TRIBUNE Le gouvernement augmentera le salaire minimum de 2% au 1er juillet 2012. Si au Medef, on juge que "cette hausse aura peu d'incidence sur l'emploi", le commentaire n’est pas le même chez Croissance Plus, l’association des dirigeants d’entreprise en forte croissance. Tribune signée de son président, Olivier Duha.
Pour les entrepreneurs de CroissancePlus, les responsables politiques seraient plus inspirés à se préoccuper de ce sujet plutôt que de proposer une revalorisation du SMIC qui renchérit le coût du travail, véritable talon d'Achille de notre appareil productif.
N'oublions pas qu'avec cette hausse de 2%, les entrepreneurs n'auront pas d'autre choix que d'essayer de la répercuter sur le prix final ce qui ne fera qu'amplifier leur déficit de compétitivité-prix. Ceux qui ne pourront pas le faire devront une nouvelle fois céder des points de marges, opération à haut risque quand on sait que nos PME sont parmi les moins rentables de la zone Euro.
Le retour de la croissance ne se fera pas sans la dynamique de progrès de nos entreprises.

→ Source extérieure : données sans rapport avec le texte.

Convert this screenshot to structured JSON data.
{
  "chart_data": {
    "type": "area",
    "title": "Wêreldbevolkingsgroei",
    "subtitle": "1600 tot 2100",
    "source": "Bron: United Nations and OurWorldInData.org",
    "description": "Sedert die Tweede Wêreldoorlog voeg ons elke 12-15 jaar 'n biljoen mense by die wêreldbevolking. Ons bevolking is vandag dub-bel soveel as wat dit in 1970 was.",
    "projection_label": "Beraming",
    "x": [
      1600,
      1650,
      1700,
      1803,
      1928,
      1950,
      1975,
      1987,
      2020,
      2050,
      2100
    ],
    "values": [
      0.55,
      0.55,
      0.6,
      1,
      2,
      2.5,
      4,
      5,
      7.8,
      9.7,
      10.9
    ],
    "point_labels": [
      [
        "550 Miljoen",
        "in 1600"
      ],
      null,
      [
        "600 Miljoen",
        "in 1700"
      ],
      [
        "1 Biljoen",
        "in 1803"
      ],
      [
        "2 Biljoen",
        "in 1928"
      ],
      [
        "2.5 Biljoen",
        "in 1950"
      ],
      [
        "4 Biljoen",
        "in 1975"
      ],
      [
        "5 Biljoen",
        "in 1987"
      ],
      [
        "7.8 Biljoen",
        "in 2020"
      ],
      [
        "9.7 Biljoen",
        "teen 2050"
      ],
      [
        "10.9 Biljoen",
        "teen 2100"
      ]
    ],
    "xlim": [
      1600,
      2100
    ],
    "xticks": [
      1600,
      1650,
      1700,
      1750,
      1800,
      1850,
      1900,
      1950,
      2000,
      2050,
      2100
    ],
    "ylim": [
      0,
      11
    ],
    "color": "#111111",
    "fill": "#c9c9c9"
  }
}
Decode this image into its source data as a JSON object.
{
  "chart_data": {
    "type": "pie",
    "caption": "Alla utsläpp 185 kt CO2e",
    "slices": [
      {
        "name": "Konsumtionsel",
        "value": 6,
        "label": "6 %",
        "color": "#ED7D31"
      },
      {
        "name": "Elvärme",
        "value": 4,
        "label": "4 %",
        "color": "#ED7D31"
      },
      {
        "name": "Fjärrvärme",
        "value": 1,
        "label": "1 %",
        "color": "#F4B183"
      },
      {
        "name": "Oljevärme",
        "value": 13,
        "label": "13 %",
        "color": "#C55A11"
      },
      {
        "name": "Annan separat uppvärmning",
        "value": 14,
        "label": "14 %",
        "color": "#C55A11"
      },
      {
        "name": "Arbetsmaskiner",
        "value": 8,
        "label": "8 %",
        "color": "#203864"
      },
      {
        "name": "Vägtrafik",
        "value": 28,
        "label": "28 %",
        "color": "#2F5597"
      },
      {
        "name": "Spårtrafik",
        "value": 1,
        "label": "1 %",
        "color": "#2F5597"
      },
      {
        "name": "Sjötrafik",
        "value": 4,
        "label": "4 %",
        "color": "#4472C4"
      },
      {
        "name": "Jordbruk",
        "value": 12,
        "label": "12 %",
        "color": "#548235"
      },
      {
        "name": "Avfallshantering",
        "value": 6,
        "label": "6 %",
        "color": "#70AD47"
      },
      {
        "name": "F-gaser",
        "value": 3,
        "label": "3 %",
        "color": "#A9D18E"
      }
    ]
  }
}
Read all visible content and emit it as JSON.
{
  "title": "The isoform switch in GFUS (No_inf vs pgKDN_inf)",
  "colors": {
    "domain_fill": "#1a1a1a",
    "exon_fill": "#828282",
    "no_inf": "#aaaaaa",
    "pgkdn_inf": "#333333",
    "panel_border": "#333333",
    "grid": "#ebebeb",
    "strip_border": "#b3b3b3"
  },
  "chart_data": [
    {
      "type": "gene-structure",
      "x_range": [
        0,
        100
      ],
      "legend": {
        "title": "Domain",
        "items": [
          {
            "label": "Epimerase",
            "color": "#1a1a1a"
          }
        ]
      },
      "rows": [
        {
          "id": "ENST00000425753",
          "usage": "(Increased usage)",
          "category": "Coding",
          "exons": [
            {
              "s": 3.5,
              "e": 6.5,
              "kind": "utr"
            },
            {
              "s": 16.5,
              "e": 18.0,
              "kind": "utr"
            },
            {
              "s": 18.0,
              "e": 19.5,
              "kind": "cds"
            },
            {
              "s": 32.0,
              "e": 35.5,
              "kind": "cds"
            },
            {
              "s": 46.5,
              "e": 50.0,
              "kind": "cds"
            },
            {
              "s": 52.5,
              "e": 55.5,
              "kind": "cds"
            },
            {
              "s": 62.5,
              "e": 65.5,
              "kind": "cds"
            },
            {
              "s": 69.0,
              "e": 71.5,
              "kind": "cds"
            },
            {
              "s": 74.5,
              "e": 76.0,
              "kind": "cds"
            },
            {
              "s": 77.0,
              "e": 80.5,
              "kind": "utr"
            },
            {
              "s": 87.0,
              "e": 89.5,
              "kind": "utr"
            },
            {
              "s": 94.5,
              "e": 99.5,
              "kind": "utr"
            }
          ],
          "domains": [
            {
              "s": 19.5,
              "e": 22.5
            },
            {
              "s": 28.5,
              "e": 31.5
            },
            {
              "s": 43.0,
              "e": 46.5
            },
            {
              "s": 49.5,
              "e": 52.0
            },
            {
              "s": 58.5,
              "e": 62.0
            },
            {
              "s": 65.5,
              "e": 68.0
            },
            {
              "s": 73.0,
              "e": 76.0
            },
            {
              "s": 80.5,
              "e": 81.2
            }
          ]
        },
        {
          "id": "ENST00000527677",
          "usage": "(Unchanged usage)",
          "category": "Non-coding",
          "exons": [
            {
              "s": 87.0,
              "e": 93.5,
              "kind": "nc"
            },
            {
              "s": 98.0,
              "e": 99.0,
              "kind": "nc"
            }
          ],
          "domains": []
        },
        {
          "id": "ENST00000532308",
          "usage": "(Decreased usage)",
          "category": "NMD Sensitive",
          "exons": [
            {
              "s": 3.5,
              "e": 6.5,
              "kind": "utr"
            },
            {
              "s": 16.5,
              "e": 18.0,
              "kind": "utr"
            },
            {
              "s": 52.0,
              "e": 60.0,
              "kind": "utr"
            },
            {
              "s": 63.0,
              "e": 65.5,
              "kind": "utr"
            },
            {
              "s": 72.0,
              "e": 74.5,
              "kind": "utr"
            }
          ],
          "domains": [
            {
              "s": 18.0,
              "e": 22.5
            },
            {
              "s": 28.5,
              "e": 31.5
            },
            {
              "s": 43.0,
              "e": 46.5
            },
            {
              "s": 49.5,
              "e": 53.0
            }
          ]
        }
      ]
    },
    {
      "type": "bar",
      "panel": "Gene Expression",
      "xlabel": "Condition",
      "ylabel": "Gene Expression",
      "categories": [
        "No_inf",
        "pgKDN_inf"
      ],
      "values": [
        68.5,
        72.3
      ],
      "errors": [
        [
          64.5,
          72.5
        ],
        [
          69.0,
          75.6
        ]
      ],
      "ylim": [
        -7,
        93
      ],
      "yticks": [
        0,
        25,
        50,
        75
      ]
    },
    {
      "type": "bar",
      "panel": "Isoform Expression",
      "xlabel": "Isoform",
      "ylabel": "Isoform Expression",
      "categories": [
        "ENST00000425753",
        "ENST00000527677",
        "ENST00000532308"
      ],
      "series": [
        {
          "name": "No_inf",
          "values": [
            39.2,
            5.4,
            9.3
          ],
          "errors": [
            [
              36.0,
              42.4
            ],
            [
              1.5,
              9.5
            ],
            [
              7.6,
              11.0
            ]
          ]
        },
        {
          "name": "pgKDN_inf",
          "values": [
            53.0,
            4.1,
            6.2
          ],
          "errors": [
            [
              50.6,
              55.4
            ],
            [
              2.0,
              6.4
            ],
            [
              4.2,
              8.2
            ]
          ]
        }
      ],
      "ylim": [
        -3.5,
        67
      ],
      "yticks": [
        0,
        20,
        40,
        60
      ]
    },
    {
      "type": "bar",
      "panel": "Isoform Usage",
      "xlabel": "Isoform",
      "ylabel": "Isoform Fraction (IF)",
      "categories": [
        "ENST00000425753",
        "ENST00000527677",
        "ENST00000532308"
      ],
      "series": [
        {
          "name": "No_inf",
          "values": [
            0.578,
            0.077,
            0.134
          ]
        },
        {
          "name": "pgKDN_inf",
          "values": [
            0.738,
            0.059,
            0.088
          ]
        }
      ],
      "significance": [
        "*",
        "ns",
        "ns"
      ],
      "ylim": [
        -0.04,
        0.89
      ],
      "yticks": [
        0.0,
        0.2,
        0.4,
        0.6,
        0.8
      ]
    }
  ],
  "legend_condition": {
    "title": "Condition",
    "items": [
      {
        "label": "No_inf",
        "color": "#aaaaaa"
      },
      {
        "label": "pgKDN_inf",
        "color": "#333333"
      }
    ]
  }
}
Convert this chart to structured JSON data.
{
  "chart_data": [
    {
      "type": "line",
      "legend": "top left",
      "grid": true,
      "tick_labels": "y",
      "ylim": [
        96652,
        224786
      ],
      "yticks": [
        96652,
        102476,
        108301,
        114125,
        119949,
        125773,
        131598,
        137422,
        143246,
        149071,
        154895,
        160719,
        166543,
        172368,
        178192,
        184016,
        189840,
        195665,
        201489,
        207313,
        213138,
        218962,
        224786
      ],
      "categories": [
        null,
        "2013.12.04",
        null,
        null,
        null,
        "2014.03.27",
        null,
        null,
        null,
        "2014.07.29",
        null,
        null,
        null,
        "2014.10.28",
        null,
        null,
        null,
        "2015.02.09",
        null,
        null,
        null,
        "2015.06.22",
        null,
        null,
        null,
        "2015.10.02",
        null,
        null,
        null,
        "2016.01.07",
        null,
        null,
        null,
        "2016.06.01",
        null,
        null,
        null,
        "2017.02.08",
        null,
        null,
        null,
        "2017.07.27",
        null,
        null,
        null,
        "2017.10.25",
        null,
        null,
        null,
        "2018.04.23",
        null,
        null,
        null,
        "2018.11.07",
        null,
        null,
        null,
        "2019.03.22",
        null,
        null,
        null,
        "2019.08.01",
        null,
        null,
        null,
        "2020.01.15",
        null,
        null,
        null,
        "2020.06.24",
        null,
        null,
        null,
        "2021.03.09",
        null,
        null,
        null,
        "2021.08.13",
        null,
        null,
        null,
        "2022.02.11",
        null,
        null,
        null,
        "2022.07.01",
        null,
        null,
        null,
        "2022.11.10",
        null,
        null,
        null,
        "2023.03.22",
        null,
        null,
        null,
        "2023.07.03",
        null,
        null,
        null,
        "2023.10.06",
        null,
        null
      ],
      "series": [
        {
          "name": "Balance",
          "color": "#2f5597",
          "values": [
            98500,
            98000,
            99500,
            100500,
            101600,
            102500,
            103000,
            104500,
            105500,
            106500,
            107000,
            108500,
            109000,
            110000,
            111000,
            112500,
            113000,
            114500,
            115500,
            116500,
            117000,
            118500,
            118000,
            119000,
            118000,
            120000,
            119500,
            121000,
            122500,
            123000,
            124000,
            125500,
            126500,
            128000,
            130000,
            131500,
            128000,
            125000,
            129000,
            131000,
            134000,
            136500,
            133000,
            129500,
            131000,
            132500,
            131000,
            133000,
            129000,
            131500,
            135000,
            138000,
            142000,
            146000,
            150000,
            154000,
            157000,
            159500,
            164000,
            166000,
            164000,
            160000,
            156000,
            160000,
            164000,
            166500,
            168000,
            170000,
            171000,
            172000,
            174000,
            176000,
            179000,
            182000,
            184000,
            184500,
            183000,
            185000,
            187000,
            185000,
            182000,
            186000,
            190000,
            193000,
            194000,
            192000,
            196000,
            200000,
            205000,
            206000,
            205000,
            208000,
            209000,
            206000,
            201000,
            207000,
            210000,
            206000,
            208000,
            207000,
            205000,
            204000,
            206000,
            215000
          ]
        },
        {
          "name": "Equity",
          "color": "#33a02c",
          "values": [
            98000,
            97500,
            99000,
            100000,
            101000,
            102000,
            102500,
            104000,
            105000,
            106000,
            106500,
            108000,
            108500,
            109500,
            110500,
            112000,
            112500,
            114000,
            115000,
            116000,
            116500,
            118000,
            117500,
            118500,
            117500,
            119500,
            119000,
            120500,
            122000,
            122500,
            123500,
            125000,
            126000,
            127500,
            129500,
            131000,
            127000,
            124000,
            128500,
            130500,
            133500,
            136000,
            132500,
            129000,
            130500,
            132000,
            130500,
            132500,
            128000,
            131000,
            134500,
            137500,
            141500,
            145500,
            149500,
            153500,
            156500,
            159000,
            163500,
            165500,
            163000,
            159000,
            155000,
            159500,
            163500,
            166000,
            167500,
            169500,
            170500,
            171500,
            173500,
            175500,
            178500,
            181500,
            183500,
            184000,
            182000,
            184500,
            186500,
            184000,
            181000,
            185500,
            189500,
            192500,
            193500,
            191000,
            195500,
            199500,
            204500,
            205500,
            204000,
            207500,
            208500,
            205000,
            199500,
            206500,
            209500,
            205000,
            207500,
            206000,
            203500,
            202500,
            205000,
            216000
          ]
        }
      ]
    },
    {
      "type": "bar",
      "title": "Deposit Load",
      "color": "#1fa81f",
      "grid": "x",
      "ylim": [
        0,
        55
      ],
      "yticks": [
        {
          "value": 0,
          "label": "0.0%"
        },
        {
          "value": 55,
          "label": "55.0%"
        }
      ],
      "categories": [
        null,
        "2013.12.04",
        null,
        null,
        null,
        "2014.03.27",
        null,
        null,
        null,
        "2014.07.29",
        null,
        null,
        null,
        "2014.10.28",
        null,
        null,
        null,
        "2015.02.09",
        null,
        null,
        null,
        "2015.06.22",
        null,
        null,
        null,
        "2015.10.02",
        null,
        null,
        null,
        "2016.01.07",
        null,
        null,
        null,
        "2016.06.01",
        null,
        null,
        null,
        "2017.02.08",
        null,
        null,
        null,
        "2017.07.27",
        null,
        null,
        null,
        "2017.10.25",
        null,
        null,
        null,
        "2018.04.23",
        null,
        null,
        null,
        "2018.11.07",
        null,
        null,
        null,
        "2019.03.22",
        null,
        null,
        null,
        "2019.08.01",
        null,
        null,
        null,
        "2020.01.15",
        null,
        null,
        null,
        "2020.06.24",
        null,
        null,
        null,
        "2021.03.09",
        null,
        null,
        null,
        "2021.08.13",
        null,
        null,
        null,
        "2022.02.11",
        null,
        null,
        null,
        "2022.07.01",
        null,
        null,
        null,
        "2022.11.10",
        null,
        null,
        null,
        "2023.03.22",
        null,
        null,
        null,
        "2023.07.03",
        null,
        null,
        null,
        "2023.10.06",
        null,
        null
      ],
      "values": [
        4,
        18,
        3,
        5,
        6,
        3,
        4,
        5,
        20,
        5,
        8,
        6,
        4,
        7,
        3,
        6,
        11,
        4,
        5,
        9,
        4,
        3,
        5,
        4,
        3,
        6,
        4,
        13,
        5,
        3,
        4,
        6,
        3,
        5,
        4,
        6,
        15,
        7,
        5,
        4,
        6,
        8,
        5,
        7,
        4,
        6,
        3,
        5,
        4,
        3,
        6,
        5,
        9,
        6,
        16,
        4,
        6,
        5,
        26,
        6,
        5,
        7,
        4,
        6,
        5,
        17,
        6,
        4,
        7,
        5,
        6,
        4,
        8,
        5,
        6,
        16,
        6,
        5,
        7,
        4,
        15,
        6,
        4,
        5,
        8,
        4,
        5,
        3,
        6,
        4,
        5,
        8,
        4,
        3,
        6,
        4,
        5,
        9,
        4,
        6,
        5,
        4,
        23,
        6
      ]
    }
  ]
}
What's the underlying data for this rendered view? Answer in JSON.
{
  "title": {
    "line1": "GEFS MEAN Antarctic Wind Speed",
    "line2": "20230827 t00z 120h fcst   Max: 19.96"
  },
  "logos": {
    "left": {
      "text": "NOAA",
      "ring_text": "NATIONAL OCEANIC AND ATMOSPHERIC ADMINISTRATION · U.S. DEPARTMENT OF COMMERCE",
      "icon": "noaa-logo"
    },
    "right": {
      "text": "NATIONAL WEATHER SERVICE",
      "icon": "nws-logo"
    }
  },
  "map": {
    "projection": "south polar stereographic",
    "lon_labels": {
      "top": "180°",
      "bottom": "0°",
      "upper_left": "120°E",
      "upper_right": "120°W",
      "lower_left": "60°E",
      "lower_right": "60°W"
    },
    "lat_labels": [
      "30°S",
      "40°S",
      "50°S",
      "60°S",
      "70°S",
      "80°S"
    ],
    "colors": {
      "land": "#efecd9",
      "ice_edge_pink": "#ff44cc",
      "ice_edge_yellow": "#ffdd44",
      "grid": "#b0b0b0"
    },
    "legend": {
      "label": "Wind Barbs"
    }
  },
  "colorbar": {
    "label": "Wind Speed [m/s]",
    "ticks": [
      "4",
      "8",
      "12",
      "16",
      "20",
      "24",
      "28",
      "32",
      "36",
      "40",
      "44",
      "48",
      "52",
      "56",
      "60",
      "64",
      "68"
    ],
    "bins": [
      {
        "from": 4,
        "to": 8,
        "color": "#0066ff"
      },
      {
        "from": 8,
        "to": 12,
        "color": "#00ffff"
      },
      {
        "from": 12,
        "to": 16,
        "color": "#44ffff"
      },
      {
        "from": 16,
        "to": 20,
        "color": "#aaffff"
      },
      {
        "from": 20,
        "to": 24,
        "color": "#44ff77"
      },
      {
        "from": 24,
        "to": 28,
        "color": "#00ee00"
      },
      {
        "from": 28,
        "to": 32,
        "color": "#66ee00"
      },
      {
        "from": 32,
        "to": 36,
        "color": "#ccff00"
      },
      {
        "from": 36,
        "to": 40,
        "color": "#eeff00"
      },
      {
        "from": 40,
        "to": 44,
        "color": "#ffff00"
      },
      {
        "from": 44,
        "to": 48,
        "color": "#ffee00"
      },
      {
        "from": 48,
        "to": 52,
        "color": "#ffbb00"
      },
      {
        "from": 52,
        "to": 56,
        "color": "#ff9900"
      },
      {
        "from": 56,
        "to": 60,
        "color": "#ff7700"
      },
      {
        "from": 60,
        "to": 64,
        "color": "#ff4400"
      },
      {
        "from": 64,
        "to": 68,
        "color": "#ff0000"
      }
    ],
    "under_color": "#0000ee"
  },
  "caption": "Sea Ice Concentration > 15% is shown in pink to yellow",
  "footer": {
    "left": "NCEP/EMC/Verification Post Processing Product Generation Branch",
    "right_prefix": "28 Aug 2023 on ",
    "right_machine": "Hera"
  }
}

Produire le meilleur service, fabriquer le meilleur produit à un coût compétitif, voilà ce qui rend une entreprise performante face à ses concurrents. Or le constat est terrifiant, nous perdons chaque jour des parts de marché comme notre balance commerciale en témoigne.
De plus, la France n'a pas à rougir de son SMIC. Il est parmi les plus élevés d'Europe, un correctif ne s'imposait pas. Pis encore, l'augmentation symbolique de 21,50€ par mois n'est pas de nature à résoudre les attentes légitimes de nos salariés qui revendiquent des hausses de pouvoir d'achat plus significatives, ni même à provoquer une relance par la demande.
La hausse significative et pérenne du pouvoir d'achat de nos concitoyens passe inéluctablement pas la croissance de nos entreprises. Il n'y a pas d'employés sans employeurs, il n'y a pas de revalorisations de salaires sans création de richesses préalable.